The bill, sponsored by Rep. Rosemary Brown, a Republican from Monroe County, makes talking on a cellphone without a hands-free connection, while behind the wheel of a vehicle, a secondary offense. That means police would not be able to pullover a driver solely because they are seen talking on cellphones, but it can compound problems for drivers who get stopped for other violations.
Talking on a cellphone would result in a $150 fine on top of any primary violation. If fatal crash occurs while a driver is on his or her phone, the cellphone violation could tack a maximum of five years additional years to the sentence for vehicular homicide.
The proposed legislation passed in the House 120-74 on Wednesday, and now goes to the Senate.
Brown was "disappointed" her bill was amended to make the using a handheld cellphone a secondary offense, but noted the change was supported by the majority of House members.
"I am committed to continue to work on this legislation in the manner that I would like to see the final product end up on our governor's desk," Brown said.
Rep. Jordan Harris, a Democrat from Philadelphia, voted for the amendment citing potential racial profiling issues if the bill had passed without it.
"Racial profiling is real," he said in a statement to the House. "And as an African-American male who criss-crosses the commonwealth, I am nervous at times when I am driving in Pennsylvania."
As we enter 2020, we must recognize that racial profiling is still real in Pennsylvania.
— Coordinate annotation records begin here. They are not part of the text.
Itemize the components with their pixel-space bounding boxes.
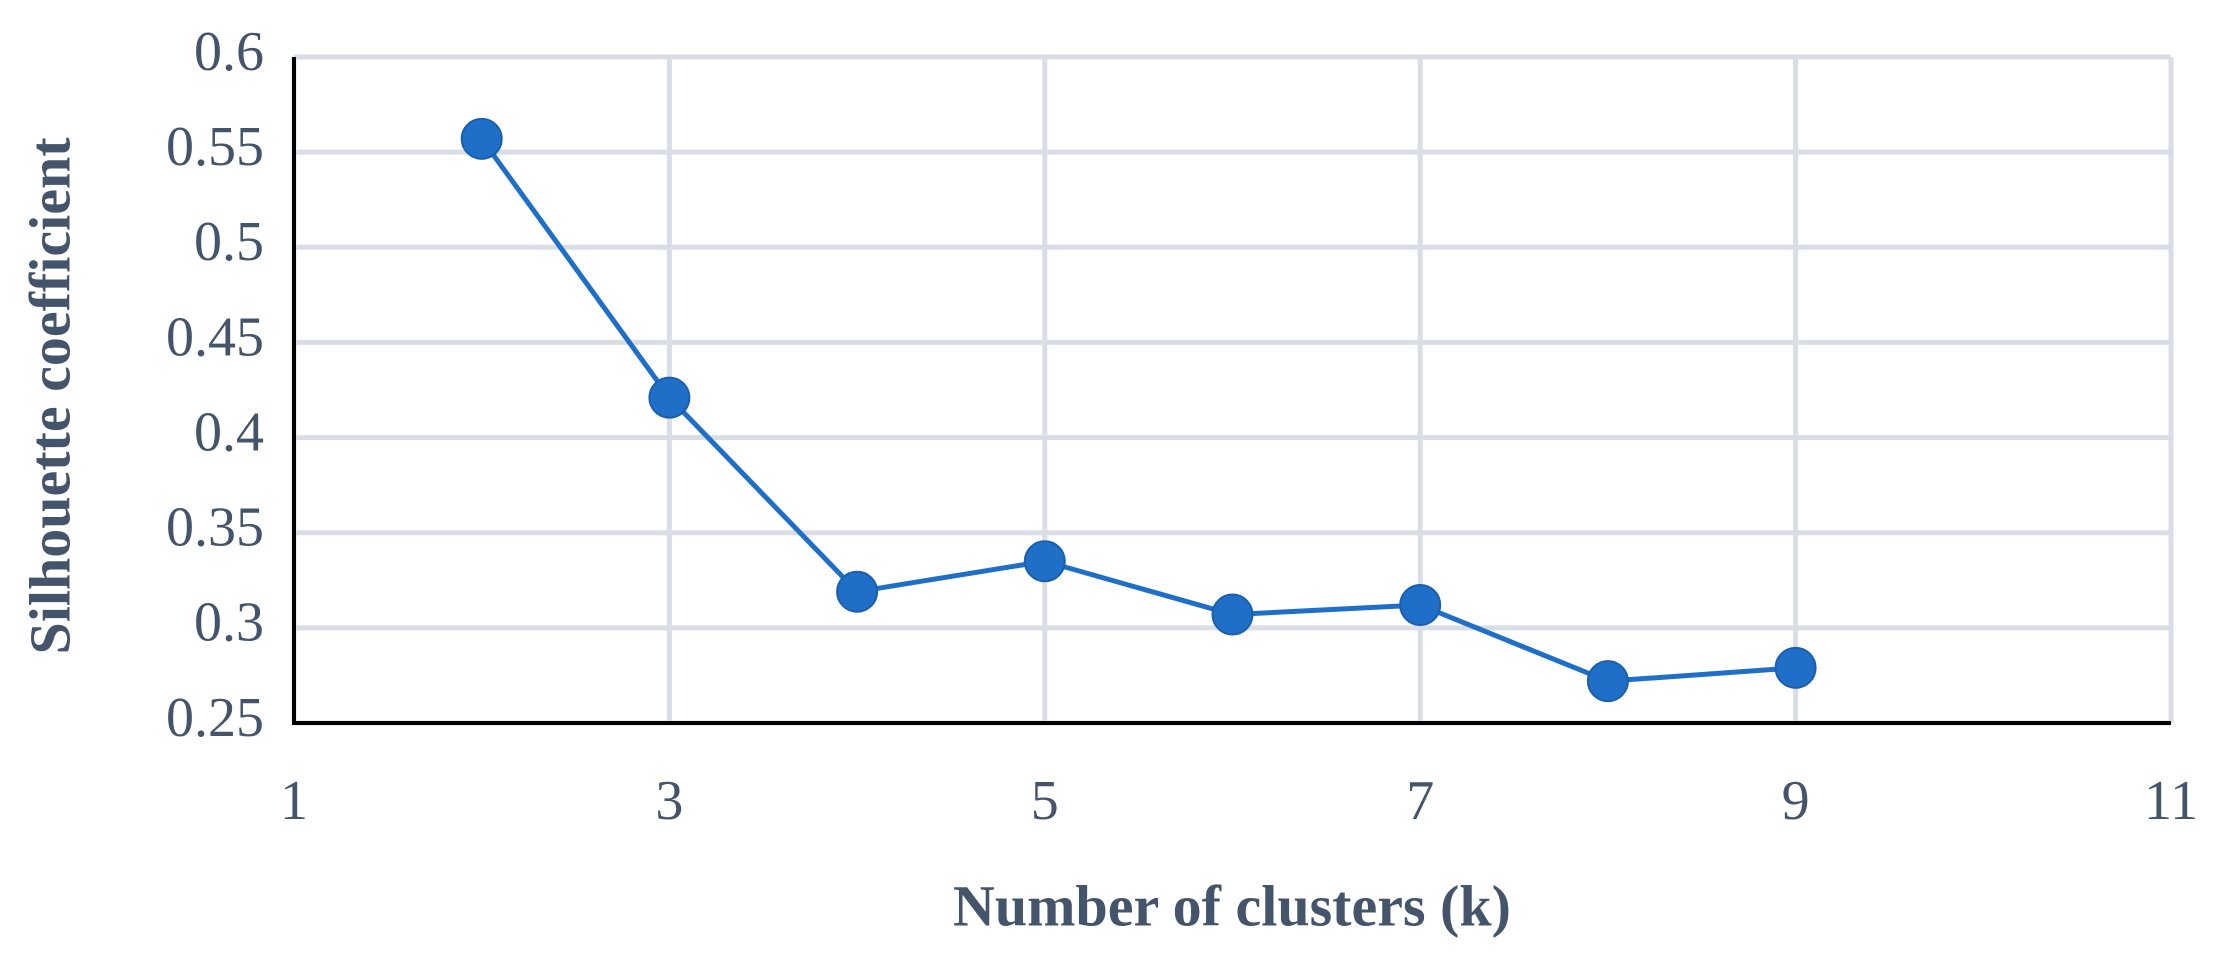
y-axis-title: Silhouette coefficient — [17, 137, 82, 655]
marker — [1211, 593, 1254, 636]
x-tick-label: 11 — [2144, 770, 2198, 832]
y-tick-label: 0.35 — [166, 497, 264, 559]
marker — [460, 117, 503, 160]
marker — [1774, 646, 1817, 689]
marker — [1399, 584, 1442, 627]
y-tick-label: 0.5 — [194, 211, 264, 273]
marker — [836, 570, 879, 613]
y-tick-label: 0.4 — [194, 401, 264, 463]
x-tick-label: 5 — [1031, 770, 1059, 832]
y-tick-label: 0.55 — [166, 116, 264, 178]
marker — [1586, 660, 1629, 703]
y-tick-label: 0.6 — [194, 21, 264, 83]
x-tick-label: 7 — [1406, 770, 1434, 832]
line — [479, 137, 1796, 684]
marker — [648, 376, 691, 419]
x-tick-label: 1 — [280, 770, 308, 832]
y-tick-label: 0.25 — [166, 687, 264, 749]
y-tick-label: 0.45 — [166, 306, 264, 368]
x-tick-label: 3 — [655, 770, 683, 832]
x-axis-title: Number of clusters (k) — [953, 873, 1511, 938]
marker — [1023, 540, 1066, 583]
y-tick-label: 0.3 — [194, 592, 264, 654]
x-tick-label: 9 — [1782, 770, 1810, 832]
If you are a black or brown person you understand the fear of seeing those flashing lights behind you as you’re driving. My comments on the House floor today address that. pic.twitter.com/n2b3PAeKd2— Jordan A. Harris (@RepHarris) January 15, 2020
Since the bill would amend the current motor vehicle law, texting while driving, currently a primary offense, also would become a secondary violation. Texting while driving imposes a $50 fine.
Hand-held phone use would be allowed in the case of an emergency. An individual would be able to make a call if that person is trying to contact 911 or the police.